Standard distance metrics like Euclidean are not suitable for mixed-type data. To address this, we implemented a flexible and efficient version of Gower's distance. Our implementation combines Euclidean distance for numerical features and Hamming distance for categorical features, providing a unified and meaningful proximity measure for all data points.
We implemented and evaluated a wide range of anomaly detection techniques:
- Proximity-Based:
- k-Nearest Neighbour (k-NN) Distance
- Local Outlier Factor (LOF)
- Connectivity Outlier Factor (COF)
- Clustering-Based:
- DBSCAN (treating non-clustered points as anomalies)

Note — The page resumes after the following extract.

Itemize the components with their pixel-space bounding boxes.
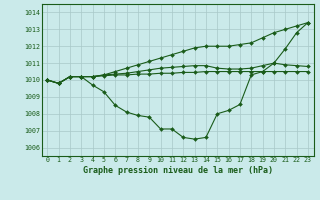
X-axis label: Graphe pression niveau de la mer (hPa): Graphe pression niveau de la mer (hPa) [83, 166, 273, 175]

- K-Means (treating points far from their cluster centroid as anomalies)
- Reconstruction-Based:
- Principal Component Analysis (PCA)
- Autoencoders
To build a more robust detection system, we combined the outputs of the most promising individual models (K-Means, Autoencoder, k-NN) using three different ensemble strategies:
- AND Ensemble (Consensus): Flags an anomaly only if all models agree.
- OR Ensemble (Union): Flags an anomaly if at least one model agrees.
- Weighted Sum Ensemble: Combines the normalized anomaly scores from each model to produce a final, more robust score.
- Machine Learning: Python, Scikit-learn, PyTorch
- Data Handling: NumPy, Pandas
- Visualization: Matplotlib, Seaborn